Step 1 — GRUB parameter
sudo nano /etc/default/grub
# Change to:
GRUB_CMDLINE_LINUX_DEFAULT="quiet splash acpi_backlight=native"
sudo update-grub && sudo reboot
Step 2 — Install brightnessctl & grant permissions
sudo apt install brightnessctl
sudo usermod -aG video $USER
sudo chmod a+w /sys/class/backlight/amdgpu_bl2/brightness
brightnessctl -d amdgpu_bl2 set 70% # test — screen should dim
Step 3 — Persistent udev rule
ACTION=="add", SUBSYSTEM=="backlight", KERNEL=="amdgpu_bl2", RUN+="/bin/chmod a+w /sys/class/backlight/amdgpu_bl2/brightness"
sudo udevadm control --reload-rules && sudo udevadm trigger
Step 4 — acpid for Fn brightness keys
sudo apt install acpid && sudo systemctl enable acpid --now
# /etc/acpi/events/brightness
event=video/brightnessup
action=/etc/acpi/brightness.sh up
# /etc/acpi/events/brightnessdown
event=video/brightnessdown
action=/etc/acpi/brightness.sh down
# /etc/acpi/brightness.sh
#!/bin/bash
if [ "$1" = "up" ]; then
brightnessctl -d amdgpu_bl2 set +10%
elif [ "$1" = "down" ]; then
brightnessctl -d amdgpu_bl2 set 10%-
fi
sudo chmod +x /etc/acpi/brightness.sh
sudo systemctl restart acpid
# Fn+F7 (down) and Fn+F8 (up) now work
ROG Control Center GUI
The default rog-control-center build crashes on Ubuntu 24.04 because
$WAYLAND_DISPLAY is empty (X11 session).

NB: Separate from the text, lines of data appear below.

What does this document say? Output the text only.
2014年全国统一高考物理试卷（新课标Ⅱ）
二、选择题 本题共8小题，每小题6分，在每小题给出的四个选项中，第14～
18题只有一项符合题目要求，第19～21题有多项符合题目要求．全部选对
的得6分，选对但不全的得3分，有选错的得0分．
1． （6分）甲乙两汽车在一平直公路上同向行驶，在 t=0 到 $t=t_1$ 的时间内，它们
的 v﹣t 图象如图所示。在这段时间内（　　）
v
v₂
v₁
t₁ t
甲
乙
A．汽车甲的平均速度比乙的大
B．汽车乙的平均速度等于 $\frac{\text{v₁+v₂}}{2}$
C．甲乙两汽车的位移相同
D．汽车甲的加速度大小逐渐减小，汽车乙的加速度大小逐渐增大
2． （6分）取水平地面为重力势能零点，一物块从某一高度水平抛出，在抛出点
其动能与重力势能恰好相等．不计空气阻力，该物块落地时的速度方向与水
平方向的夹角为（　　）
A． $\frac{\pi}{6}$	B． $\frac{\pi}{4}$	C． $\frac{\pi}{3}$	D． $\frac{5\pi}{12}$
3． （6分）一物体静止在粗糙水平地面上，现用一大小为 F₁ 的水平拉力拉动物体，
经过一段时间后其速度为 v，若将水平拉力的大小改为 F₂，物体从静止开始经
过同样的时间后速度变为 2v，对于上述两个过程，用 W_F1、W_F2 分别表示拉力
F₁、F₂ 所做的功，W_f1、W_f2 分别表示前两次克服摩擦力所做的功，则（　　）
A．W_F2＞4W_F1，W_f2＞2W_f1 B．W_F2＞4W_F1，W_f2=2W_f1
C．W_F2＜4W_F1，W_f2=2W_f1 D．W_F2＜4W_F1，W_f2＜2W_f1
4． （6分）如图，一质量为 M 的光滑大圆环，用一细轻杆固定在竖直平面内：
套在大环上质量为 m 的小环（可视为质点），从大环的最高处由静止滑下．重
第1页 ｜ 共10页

It needs to be rebuilt with the X11 feature flag.
rog-control-center
# Error: neither WAYLAND_DISPLAY nor WAYLAND_SOCKET is set
# note: enable the winit/x11 feature to support X11
# Aborted (core dumped)
Use --features "x11" — NOT --features "winit/x11". The second form fails with
"package does not contain this feature". The x11 flag maps to slint/backend-winit-x11
internally.
# Install X11 dev libraries
sudo apt install libx11-dev libxrandr-dev libxcursor-dev \
libxi-dev libxinerama-dev
# Rebuild with X11 feature
cd ~/Downloads/asusctl
cargo build --release --features "x11" -p rog-control-center
sudo cp target/release/rog-control-center /usr/bin/rog-control-center
# Launch
DISPLAY=:1 rog-control-center
Verified working system
Getting the RTX 5060 Blackwell working on Ubuntu 24.04 requires knowing where the landmines are — the driver order of operations, the missing PPA, three backlight devices GNOME ignores, and a ROG Control Center build that crashes out of the box. This guide hits all of them. With Hybrid mode, an 80% charge limit, and PyTorch on CUDA 12.8, this G14 runs full training jobs at the library just as well as a dedicated workstation.